Va notato che poiché la membrana cellulare ha un comportamento simile a un liquido, può muoversi liberamente e rilasciare una pressione meccanica su di essa, ma l’ipotesi dei ricercatori è che il tempo di rilascio da parte della membrana cellulare è più lento della velocità con cui le particelle vengono assorbiti in esso. Pertanto, la tensione in esso aumenta. Nella seconda fase, i ricercatori hanno testato i risultati e le ipotesi del modello al computer in un esperimento: hanno creato una membrana cellulare artificiale che simula la struttura della membrana cellulare umana e l’hanno immersa in un liquido contenente 10 particelle microplastiche da un micrometro.

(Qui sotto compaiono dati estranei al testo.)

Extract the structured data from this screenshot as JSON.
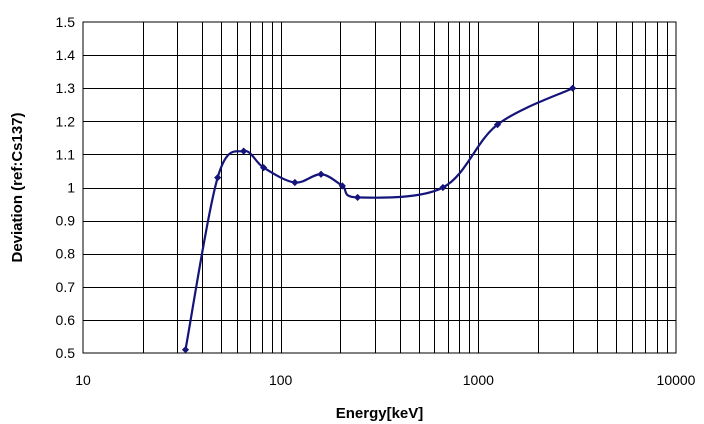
{
  "chart_data": {
    "type": "line",
    "title": "",
    "xlabel": "Energy[keV]",
    "ylabel": "Deviation (ref:Cs137)",
    "x_scale": "log",
    "xlim": [
      10,
      10000
    ],
    "ylim": [
      0.5,
      1.5
    ],
    "grid": true,
    "x_ticks": [
      10,
      100,
      1000,
      10000
    ],
    "x_tick_labels": [
      "10",
      "100",
      "1000",
      "10000"
    ],
    "y_ticks": [
      0.5,
      0.6,
      0.7,
      0.8,
      0.9,
      1.0,
      1.1,
      1.2,
      1.3,
      1.4,
      1.5
    ],
    "y_tick_labels": [
      "0.5",
      "0.6",
      "0.7",
      "0.8",
      "0.9",
      "1",
      "1.1",
      "1.2",
      "1.3",
      "1.4",
      "1.5"
    ],
    "line_color": "#14147a",
    "series": [
      {
        "x": [
          33,
          48,
          65,
          82,
          118,
          160,
          205,
          245,
          662,
          1250,
          3000
        ],
        "y": [
          0.51,
          1.03,
          1.11,
          1.06,
          1.015,
          1.04,
          1.005,
          0.97,
          1.0,
          1.19,
          1.3
        ]
      }
    ]
  }
}
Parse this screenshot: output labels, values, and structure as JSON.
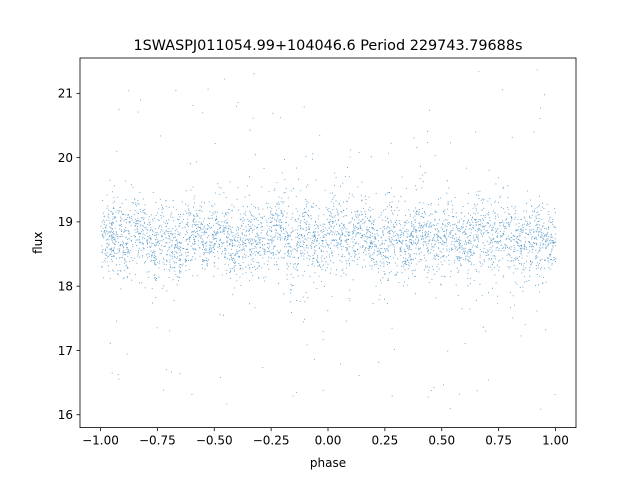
{
  "chart_data": {
    "type": "scatter",
    "title": "1SWASPJ011054.99+104046.6 Period 229743.79688s",
    "xlabel": "phase",
    "ylabel": "flux",
    "xlim": [
      -1.09,
      1.09
    ],
    "ylim": [
      15.8,
      21.55
    ],
    "x_ticks": [
      -1.0,
      -0.75,
      -0.5,
      -0.25,
      0.0,
      0.25,
      0.5,
      0.75,
      1.0
    ],
    "x_tick_labels": [
      "−1.00",
      "−0.75",
      "−0.50",
      "−0.25",
      "0.00",
      "0.25",
      "0.50",
      "0.75",
      "1.00"
    ],
    "y_ticks": [
      16,
      17,
      18,
      19,
      20,
      21
    ],
    "y_tick_labels": [
      "16",
      "17",
      "18",
      "19",
      "20",
      "21"
    ],
    "grid": false,
    "point_color": "#1f77b4",
    "x_range": [
      -1.0,
      1.0
    ],
    "y_range": [
      16.05,
      21.4
    ],
    "median_flux": 18.75,
    "core_band": [
      18.0,
      19.4
    ],
    "point_count_approx": 22000
  }
}
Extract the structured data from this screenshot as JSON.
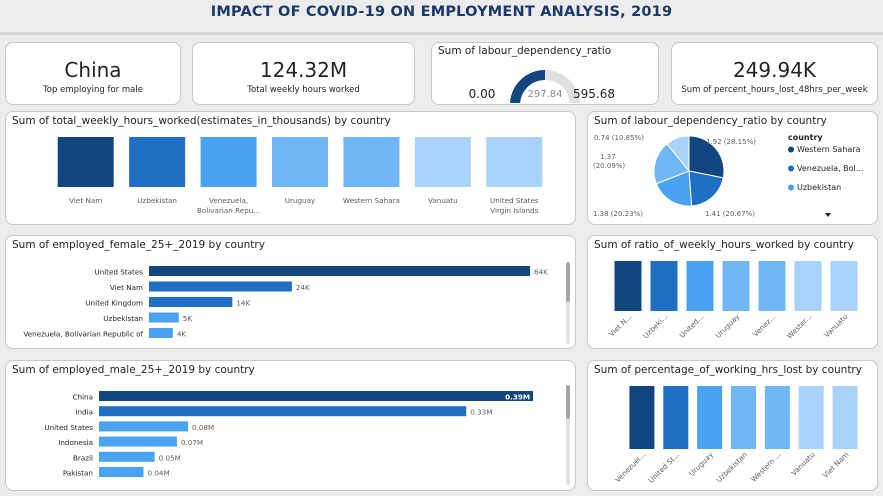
{
  "header": {
    "title": "IMPACT OF COVID-19 ON EMPLOYMENT ANALYSIS, 2019"
  },
  "kpis": {
    "top_country": {
      "value": "China",
      "label": "Top employing for male"
    },
    "total_hours": {
      "value": "124.32M",
      "label": "Total weekly hours worked"
    },
    "percent_lost": {
      "value": "249.94K",
      "label": "Sum of percent_hours_lost_48hrs_per_week"
    }
  },
  "gauge": {
    "title": "Sum of labour_dependency_ratio",
    "min_label": "0.00",
    "max_label": "595.68",
    "value_label": "297.84",
    "value": 297.84,
    "min": 0,
    "max": 595.68
  },
  "colors": {
    "dark": "#12467f",
    "mid": "#1f6fc5",
    "light": "#4aa3f0",
    "lighter": "#6fb7f5",
    "lightest": "#a9d3fb"
  },
  "legend": {
    "title": "country",
    "items": [
      "Western Sahara",
      "Venezuela, Bol...",
      "Uzbekistan"
    ],
    "more_icon": "triangle-down-icon"
  },
  "chart_data": [
    {
      "id": "weekly_hours",
      "type": "bar",
      "title": "Sum of total_weekly_hours_worked(estimates_in_thousands) by country",
      "categories": [
        "Viet Nam",
        "Uzbekistan",
        "Venezuela, Bolivarian Repu...",
        "Uruguay",
        "Western Sahara",
        "Vanuatu",
        "United States Virgin Islands"
      ],
      "tick_labels": [
        [
          "Viet Nam"
        ],
        [
          "Uzbekistan"
        ],
        [
          "Venezuela,",
          "Bolivarian Repu..."
        ],
        [
          "Uruguay"
        ],
        [
          "Western Sahara"
        ],
        [
          "Vanuatu"
        ],
        [
          "United States",
          "Virgin Islands"
        ]
      ],
      "colors": [
        "#12467f",
        "#1f6fc5",
        "#4aa3f0",
        "#6fb7f5",
        "#6fb7f5",
        "#a9d3fb",
        "#a9d3fb"
      ]
    },
    {
      "id": "labour_pie",
      "type": "pie",
      "title": "Sum of labour_dependency_ratio by country",
      "slices": [
        {
          "value": 1.92,
          "label": "1.92 (28.15%)",
          "color": "#12467f"
        },
        {
          "value": 1.41,
          "label": "1.41 (20.67%)",
          "color": "#1f6fc5"
        },
        {
          "value": 1.38,
          "label": "1.38 (20.23%)",
          "color": "#4aa3f0"
        },
        {
          "value": 1.37,
          "label": "1.37 (20.09%)",
          "color": "#6fb7f5"
        },
        {
          "value": 0.74,
          "label": "0.74 (10.85%)",
          "color": "#a9d3fb"
        }
      ]
    },
    {
      "id": "employed_female",
      "type": "bar",
      "orientation": "horizontal",
      "title": "Sum of employed_female_25+_2019 by country",
      "categories": [
        "United States",
        "Viet Nam",
        "United Kingdom",
        "Uzbekistan",
        "Venezuela, Bolivarian Republic of"
      ],
      "values": [
        64000,
        24000,
        14000,
        5000,
        4000
      ],
      "value_labels": [
        "64K",
        "24K",
        "14K",
        "5K",
        "4K"
      ],
      "colors": [
        "#12467f",
        "#1f6fc5",
        "#1f6fc5",
        "#4aa3f0",
        "#4aa3f0"
      ],
      "xlim": [
        0,
        64000
      ]
    },
    {
      "id": "weekly_ratio",
      "type": "bar",
      "title": "Sum of ratio_of_weekly_hours_worked by country",
      "categories": [
        "Viet N...",
        "Uzbeki...",
        "United...",
        "Uruguay",
        "Venez...",
        "Wester...",
        "Vanuatu"
      ],
      "colors": [
        "#12467f",
        "#1f6fc5",
        "#4aa3f0",
        "#6fb7f5",
        "#6fb7f5",
        "#a9d3fb",
        "#a9d3fb"
      ]
    },
    {
      "id": "employed_male",
      "type": "bar",
      "orientation": "horizontal",
      "title": "Sum of employed_male_25+_2019 by country",
      "categories": [
        "China",
        "India",
        "United States",
        "Indonesia",
        "Brazil",
        "Pakistan"
      ],
      "values": [
        0.39,
        0.33,
        0.08,
        0.07,
        0.05,
        0.04
      ],
      "value_labels": [
        "0.39M",
        "0.33M",
        "0.08M",
        "0.07M",
        "0.05M",
        "0.04M"
      ],
      "colors": [
        "#12467f",
        "#1f6fc5",
        "#4aa3f0",
        "#4aa3f0",
        "#4aa3f0",
        "#4aa3f0"
      ],
      "xlim": [
        0,
        0.39
      ]
    },
    {
      "id": "hrs_lost",
      "type": "bar",
      "title": "Sum of percentage_of_working_hrs_lost by country",
      "categories": [
        "Venezuel...",
        "United St...",
        "Uruguay",
        "Uzbekistan",
        "Western ...",
        "Vanuatu",
        "Viet Nam"
      ],
      "colors": [
        "#12467f",
        "#1f6fc5",
        "#4aa3f0",
        "#6fb7f5",
        "#6fb7f5",
        "#a9d3fb",
        "#a9d3fb"
      ]
    }
  ]
}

Hanno scoperto che la pressione misurata nella membrana cellulare aumentava in proporzione diretta alla concentrazione di microplastica, che aderiva gradualmente alla membrana, in accordo con i risultati riflessi sul modello al computer.
Nella terza fase dell’esperimento, i ricercatori hanno utilizzato globuli rossi viventi, che sono identici a quelli che si trovano nei vasi sanguigni del nostro corpo. Hanno isolato una singola cellula del sangue e le hanno applicato una pressione di pompaggio crescente, finché non si è disintegrata ed è stata pompata nel dispositivo. L’esperimento ha scoperto che quando la cellula del sangue si trovava all’interno di una soluzione contenente 0,5 micrometri di microplastica, si disintegrava molto più velocemente rispetto all’esperimento di controllo, in cui la soluzione in cui è stata trovata la cellula non conteneva microplastica.